The decimal number 1023 can be represented as:

• 1 * 10^3 + 0 * 10^2 + 2 * 10^1 + 3 * 10^0

Similarly, the binary number 1111111111 can be represented as:

• 1 * 2^9 + 1 * 2^8 + 1 * 2^7 + 1 * 2^6 + 1 * 2^5 + 1 * 2^4 + 1 * 2^3 + 1 * 2^2 + 1 * 2^1 + 1 * 2^0

Converting 170 to Binary

There are two main methods for converting decimal numbers to binary:

1. Repeated Division by 2 (The Classic Method)

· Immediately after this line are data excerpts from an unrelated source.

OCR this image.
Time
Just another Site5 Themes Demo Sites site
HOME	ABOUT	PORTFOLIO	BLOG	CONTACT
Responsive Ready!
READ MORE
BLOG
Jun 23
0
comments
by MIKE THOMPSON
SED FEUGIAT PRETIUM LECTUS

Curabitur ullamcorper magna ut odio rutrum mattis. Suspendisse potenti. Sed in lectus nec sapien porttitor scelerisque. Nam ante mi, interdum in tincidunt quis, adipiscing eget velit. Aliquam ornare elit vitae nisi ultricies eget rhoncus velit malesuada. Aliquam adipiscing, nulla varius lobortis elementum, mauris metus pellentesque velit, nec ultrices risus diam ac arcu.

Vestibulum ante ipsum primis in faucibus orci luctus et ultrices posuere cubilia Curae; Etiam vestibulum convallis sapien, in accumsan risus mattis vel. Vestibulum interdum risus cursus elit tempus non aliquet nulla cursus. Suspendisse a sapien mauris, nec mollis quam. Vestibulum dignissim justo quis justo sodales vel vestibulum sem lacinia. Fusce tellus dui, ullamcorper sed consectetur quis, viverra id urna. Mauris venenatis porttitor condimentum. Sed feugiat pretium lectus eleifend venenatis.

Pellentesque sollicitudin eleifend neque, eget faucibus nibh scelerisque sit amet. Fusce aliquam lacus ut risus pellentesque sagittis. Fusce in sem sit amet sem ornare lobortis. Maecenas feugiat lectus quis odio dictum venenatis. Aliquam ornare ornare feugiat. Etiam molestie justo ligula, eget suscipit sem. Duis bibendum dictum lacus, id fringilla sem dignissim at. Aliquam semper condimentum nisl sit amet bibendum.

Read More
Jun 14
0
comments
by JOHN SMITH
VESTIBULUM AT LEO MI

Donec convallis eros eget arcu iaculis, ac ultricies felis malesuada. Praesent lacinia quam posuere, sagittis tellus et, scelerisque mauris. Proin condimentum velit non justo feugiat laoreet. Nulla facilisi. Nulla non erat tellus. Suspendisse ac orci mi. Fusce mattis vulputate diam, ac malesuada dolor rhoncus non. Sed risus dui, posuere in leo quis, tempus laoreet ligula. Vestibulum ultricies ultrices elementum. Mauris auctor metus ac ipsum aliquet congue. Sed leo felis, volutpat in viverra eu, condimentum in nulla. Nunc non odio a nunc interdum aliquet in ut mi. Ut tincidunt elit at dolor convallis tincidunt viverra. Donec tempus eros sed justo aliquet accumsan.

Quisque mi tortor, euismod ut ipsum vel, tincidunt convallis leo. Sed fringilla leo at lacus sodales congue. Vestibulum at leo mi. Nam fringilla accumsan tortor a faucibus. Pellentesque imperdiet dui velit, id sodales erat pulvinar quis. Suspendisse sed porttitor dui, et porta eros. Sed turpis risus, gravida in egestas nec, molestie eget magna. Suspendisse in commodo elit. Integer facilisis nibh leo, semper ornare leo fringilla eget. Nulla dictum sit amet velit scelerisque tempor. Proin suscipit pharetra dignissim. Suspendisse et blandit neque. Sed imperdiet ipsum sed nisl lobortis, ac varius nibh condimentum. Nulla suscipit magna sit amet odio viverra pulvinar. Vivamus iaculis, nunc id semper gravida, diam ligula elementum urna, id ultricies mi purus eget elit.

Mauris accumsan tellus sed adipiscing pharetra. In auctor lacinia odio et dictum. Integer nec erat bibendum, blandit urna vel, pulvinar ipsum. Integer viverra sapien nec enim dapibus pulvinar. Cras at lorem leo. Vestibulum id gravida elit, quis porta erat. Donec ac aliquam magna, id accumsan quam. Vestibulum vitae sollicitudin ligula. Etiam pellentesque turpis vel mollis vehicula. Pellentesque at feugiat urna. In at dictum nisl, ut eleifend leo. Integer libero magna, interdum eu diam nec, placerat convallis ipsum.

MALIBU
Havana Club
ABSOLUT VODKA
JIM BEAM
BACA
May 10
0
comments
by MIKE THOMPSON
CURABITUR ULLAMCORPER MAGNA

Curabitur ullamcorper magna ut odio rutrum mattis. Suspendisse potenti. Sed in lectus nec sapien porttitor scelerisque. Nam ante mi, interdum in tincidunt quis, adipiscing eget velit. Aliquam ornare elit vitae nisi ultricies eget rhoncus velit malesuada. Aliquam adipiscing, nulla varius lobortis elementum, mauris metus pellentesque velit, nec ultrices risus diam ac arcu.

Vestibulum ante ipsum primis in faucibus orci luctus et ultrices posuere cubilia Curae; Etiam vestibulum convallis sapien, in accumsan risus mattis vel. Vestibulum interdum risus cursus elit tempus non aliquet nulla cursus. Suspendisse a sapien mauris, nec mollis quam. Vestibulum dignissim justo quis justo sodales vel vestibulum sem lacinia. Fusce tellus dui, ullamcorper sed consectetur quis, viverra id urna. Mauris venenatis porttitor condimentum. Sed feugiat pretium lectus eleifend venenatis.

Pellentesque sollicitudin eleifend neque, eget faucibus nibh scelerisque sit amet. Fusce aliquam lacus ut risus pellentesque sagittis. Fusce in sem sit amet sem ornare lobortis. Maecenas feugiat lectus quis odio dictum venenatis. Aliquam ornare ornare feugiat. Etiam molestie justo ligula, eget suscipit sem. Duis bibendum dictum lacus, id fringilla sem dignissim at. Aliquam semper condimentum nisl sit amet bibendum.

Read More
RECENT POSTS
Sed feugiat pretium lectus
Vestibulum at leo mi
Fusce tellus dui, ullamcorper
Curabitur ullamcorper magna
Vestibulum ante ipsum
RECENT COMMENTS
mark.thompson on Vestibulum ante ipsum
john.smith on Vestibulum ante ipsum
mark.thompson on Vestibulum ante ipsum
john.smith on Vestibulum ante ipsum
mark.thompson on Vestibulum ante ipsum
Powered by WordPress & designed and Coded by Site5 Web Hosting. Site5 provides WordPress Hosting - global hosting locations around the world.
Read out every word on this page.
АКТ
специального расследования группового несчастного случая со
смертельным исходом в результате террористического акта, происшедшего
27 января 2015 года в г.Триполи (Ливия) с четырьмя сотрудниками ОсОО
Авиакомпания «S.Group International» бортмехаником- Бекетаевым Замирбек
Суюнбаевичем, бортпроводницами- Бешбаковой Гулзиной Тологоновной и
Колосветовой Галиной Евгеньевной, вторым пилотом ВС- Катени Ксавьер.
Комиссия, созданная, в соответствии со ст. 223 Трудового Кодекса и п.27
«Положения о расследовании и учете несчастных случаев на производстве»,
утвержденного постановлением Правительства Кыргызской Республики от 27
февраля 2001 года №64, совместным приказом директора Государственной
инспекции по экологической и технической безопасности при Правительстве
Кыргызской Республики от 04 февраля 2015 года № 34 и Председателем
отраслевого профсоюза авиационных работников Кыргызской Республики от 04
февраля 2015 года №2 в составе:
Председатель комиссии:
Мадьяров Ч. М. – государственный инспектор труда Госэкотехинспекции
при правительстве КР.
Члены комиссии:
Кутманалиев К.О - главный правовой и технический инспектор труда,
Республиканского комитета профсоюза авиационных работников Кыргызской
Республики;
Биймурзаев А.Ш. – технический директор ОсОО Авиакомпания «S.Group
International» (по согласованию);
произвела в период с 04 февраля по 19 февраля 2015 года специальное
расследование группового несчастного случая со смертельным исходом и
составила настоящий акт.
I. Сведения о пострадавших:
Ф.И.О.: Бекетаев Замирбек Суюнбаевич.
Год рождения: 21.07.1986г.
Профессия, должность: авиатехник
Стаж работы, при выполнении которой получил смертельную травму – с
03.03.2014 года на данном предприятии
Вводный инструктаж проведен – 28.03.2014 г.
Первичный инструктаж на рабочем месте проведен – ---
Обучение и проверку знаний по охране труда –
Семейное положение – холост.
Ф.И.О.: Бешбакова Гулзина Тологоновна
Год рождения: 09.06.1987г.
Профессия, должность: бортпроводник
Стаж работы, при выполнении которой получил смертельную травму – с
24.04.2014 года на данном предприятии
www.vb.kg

• Divide 170 by 2: 170 / 2 = 85 (remainder 0)
• Divide 85 by 2: 85 / 2 = 42 (remainder 1)
• Divide 42 by 2: 42 / 2 = 21 (remainder 0)
• Divide 21 by 2: 21 / 2 = 10 (remainder 1)
• Divide 10 by 2: 10 / 2 = 5 (remainder 0)
• Divide 5 by 2: 5 / 2 = 2 (remainder 1)
• Divide 2 by 2: 2 / 2 = 1 (remainder 0)
• Divide 1 by 2: 1 / 2 = 0 (remainder 1)

Now, read the remainders from bottom to top: 10101010. This is the binary representation of 170.

2. Place Value Method

• Find the highest power of 2 less than 170: This is 2^7 (128).
• Subtract 128 from 170: 170 - 128 = 42
• Find the highest power of 2 less than 42: This is 2^5 (32).
• Subtract 32 from 42: 42 - 32 = 10
• Find the highest power of 2 less than 10: This is 2^3 (8).
• Subtract 8 from 10: 10 - 8 = 2
• Find the highest power of 2 less than 2: This is 2^1 (2).
• Subtract 2 from 2: 2 - 2 = 0

Now, look at the powers of 2 you used (2^7, 2^5, 2^3, 2^1) and represent them with 1s in their respective positions. This gives us:

• 2^7 2^6 2^5 2^4 2^3 2^2 2^1 2^0
• 1 0 1 0 1 0 1 0

This again gives us 10101010.

Important Note: Both methods achieve the same result, but the repeated division method might be easier for some people to understand.

Applications of Binary

Understanding binary is crucial for various fields:

• Computer Science: Every computer program is ultimately executed as a series of 0s and 1s.
• Electronics: Digital circuits rely heavily on binary logic to process data.
• Data Compression: Algorithms use binary representations to efficiently store and transmit information.

Final Thoughts

Converting 170 to binary might seem like a simple task, but it serves as a gateway to understanding the foundational concepts of computer science and how computers process information. The binary system, though seemingly abstract, is the core language that powers our digital world.